The Occult: A History is a classic guide to the occult written in 1971 by English writer Colin Wilson.


Topics covered include Aleister Crowley, George Gurdjieff, Helena Blavatsky, Kabbalah, primitive magic, Franz Mesmer, Grigori Rasputin, Daniel Dunglas Home, Paracelsus, P. D. Ouspensky, William Blake, Giacomo Casanova, Heinrich Cornelius Agrippa, and various others.

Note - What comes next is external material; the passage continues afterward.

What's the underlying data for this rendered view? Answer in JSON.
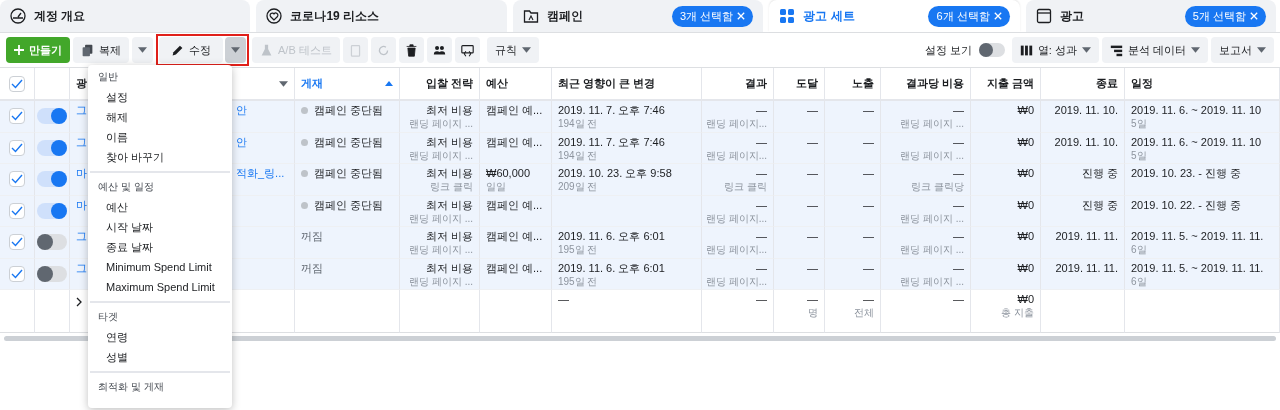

The Occult: A History is divided into three sections:

  1. Part One is entitled “A Survey of the Subject” and covers topics such as “Magic-The Science of the Future”.
     
  2. Part Two is titled “A History of Magic” and covers occult in history.
     
  3. Part Three is called “Man’s Latent Powers” and deals with topics such as spiritual entities in the chapter “The Realm of Spirits”.
     

A few quotes:

Religion, mysticism and magic all spring from the same basic ‘feeling’ about the universe: a sudden feeling of meaning, which human beings sometimes ‘pick up’ accidentally, as your radio might pick up some unknown station. Poets feel that we are cut off from meaning by a thick, lead wall, and that sometimes for no reason we can understand the wall seems to vanish and we are suddenly overwhelmed with a sense of the infinite interestingness of things.
p. 28

Faculty X is simply that latent power in human beings possess to reach beyond the present. After all, we know perfectly well that the past is as real as the present, and that New York and Singapore and Lhasa and Stepney Green are all as real as the place I happen to be in at the moment. Yet my senses do not agree. They assure me that this place, here and now, is far more real than any other place or any other time. Only in certain moments of great inner intensity do I know this to be a lie. Faculty X is a sense of reality, the reality of other places and other times, and it is the possession of it — fragmentary and uncertain though it is — that distinguishes man from all other animals.
p. 59

Christianity was an epidemic rather than a religion. It appealed to fear, hysteria and ignorance. It spread across the Western world, not because it was true, but because humans are gullible and superstitious.
p. 212

The real importance of Swedenborg lies in the doctrines he taught, which are the reverse of the gloom and hell-fire of other breakaway sects. He rejects the notion that Jesus died on the cross to atone for the sin of Adam, declaring that God is neither vindictive nor petty-minded, and that since he is God, he doesn’t need atonement. It is remarkable that this common-sense view had never struck earlier theologians. God is Divine Goodness, and Jesus is Divine Wisdom, and Goodness has to be approached through Wisdom. Whatever one thinks about the extraordinary claims of its founder, it must be acknowledged that there is something very beautiful and healthy about the Swedenborgian religion. Its founder may have not been a great occultist, but he was a great man.